The problem of running the bogus-filename test on your site and then comparing your site to your competition’s is that sooner or later you competition will figure it out. I call this the Gerber effect. Gerber, long the leader in baby food, found itself being attacked and challenged by upstart Beech-Nut. On its packaging, Beech-Nut claimed that its fruit baby food was 100% fruit, while Gerber’s was 40-something percent. I don’t know the exact number, because the “40-something” on my box had been carefully covered up with a “54%” sticker. Most (if not all) of Gerber’s fruit baby foods are also now 100% fruit, and Beech-Nut is spending its spare time (no doubt at the urging of some judge somewhere) adding stickers to its packaging. (Can you tell that I have young children?)

Tools You Can Use

So what’s a writer to do? If you write an article for a magazine and it appears on the Web (like this), should you edit your article – after the fact – to update your URLs because somebody else moved or deleted files on their servers? What would George Orwell do? A partial solution is avoidance and denial: only include top-level links to Web sites (i.e. those with top level URLs such as http://www.abanet.org/) and not Web pages at all. Another solution (and one that I follow for nothing.but.net.) is to leave the browsed page exactly as the printed page (for historical accuracy) and to edit the underlying HTML code to point to the new location. If you find a bad URL in this column, please let me know!

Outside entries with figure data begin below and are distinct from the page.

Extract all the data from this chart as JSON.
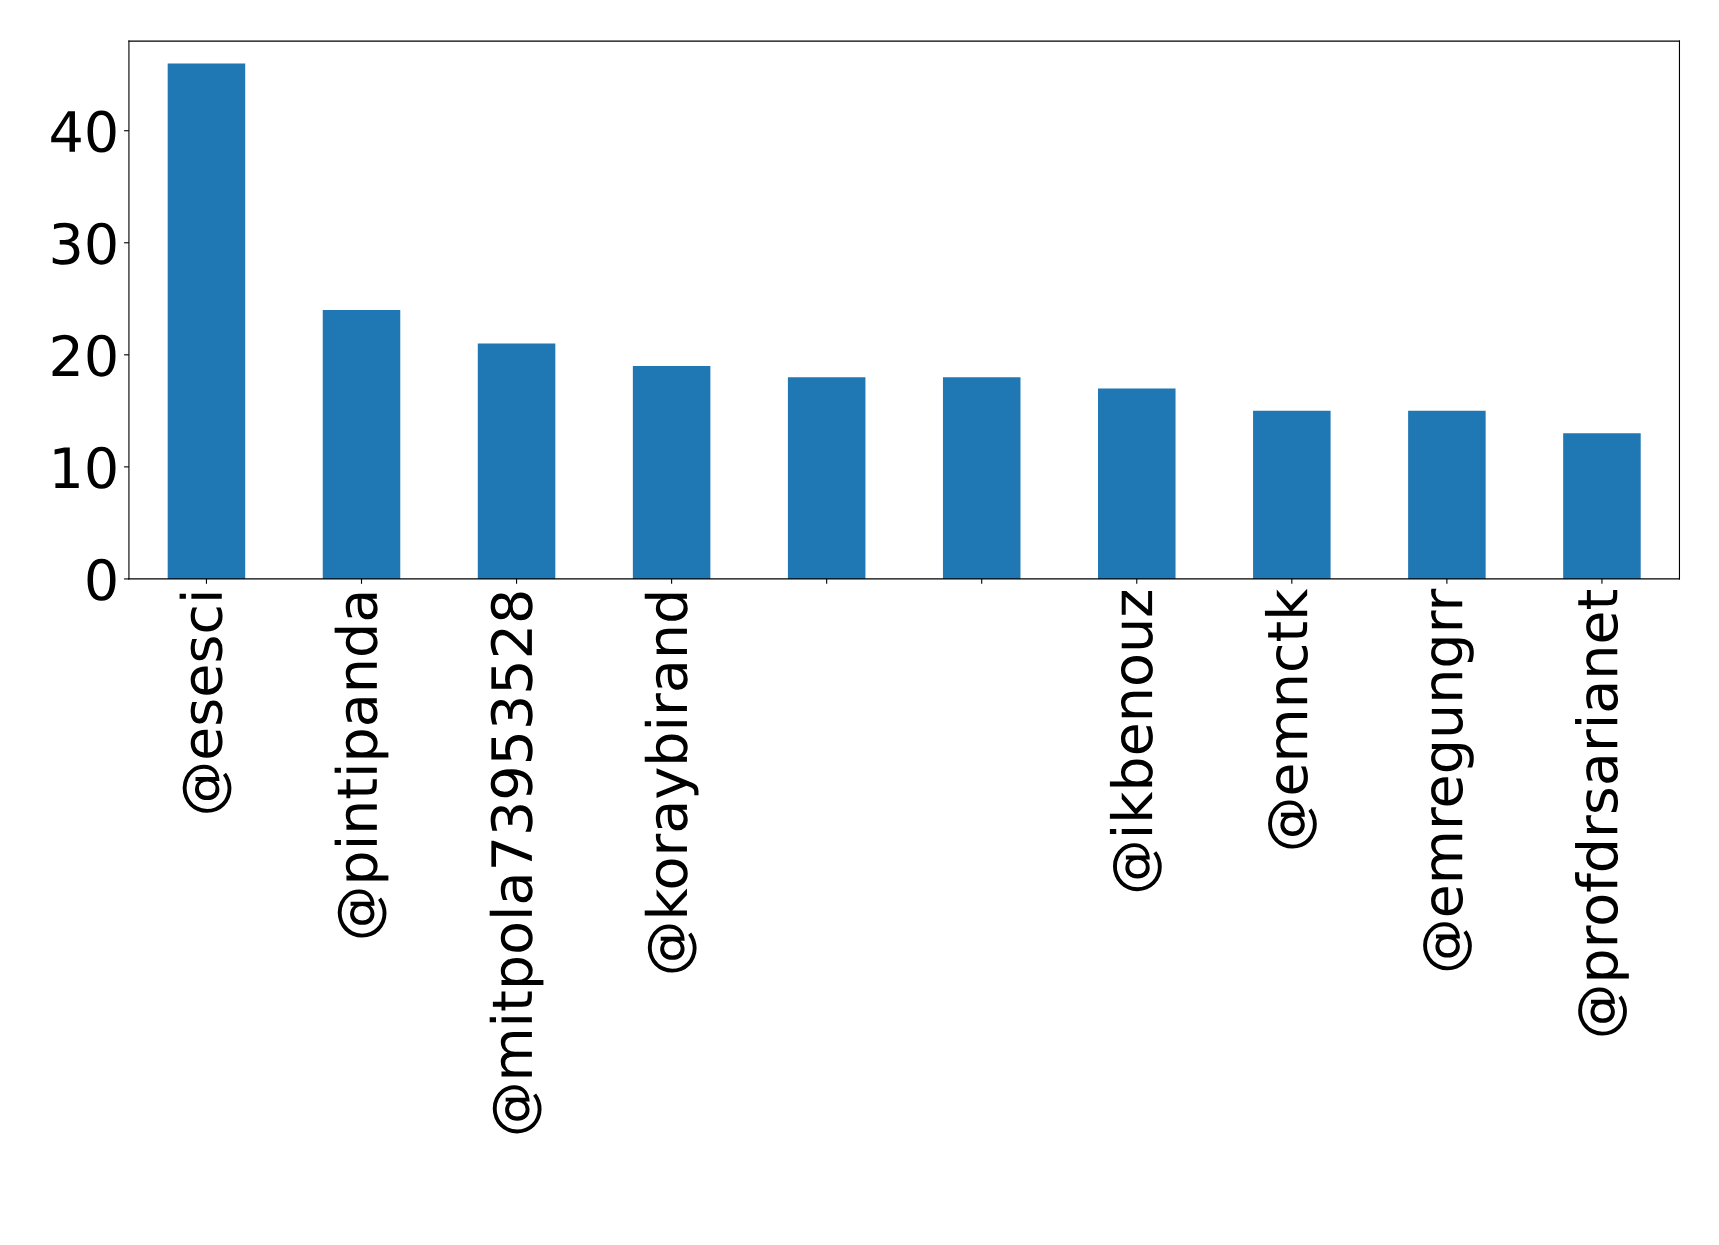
{
  "chart_data": {
    "type": "bar",
    "categories": [
      "@esesci",
      "@pintipanda",
      "@mitpola73953528",
      "@koraybirand",
      null,
      null,
      "@ikbenouz",
      "@emnctk",
      "@emregungrr",
      "@profdrsarianet"
    ],
    "values": [
      46,
      24,
      21,
      19,
      18,
      18,
      17,
      15,
      15,
      13
    ],
    "color": "#1f77b4",
    "ylim": [
      0,
      48
    ],
    "yticks": [
      0,
      10,
      20,
      30,
      40
    ],
    "grid": false,
    "legend": false
  }
}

There are also tools that can help you diagnose and fix HTML and other problems with your Web site. One of my favorites is Doctor HTML (http://www2.imagiware.com/RxHTML/), which lets you analyze your (or somebody else’s) Web site for HTML problems. WebLint (http://www.khoros.unm.edu/staff/neilb/weblint/gateways.html) is a noncommercial version of the same. Another useful tool is URL-minder (http://www.netmind.com/URL-minder/), a service that sends you e-mail whenever a particular URL that you’ve entered into their database has been updated. Come to think of it, I should use that service to check this column!

As the Web becomes more interactive, new tools will be needed to test and verify the functionality of Web pages. And new special-purpose search engines will be developed as an alternative to the overloaded general-purpose search engines. Java applets and Shockwave plug-ins are increasingly being used to add functionality and interactivity to Web pages. In fact, as the Web becomes more dependent on programming, and less on static HTML, we may not even refer to “Web pages” anymore. And we may find ourselves yearning for the good old days of the Web … a couple of months ago!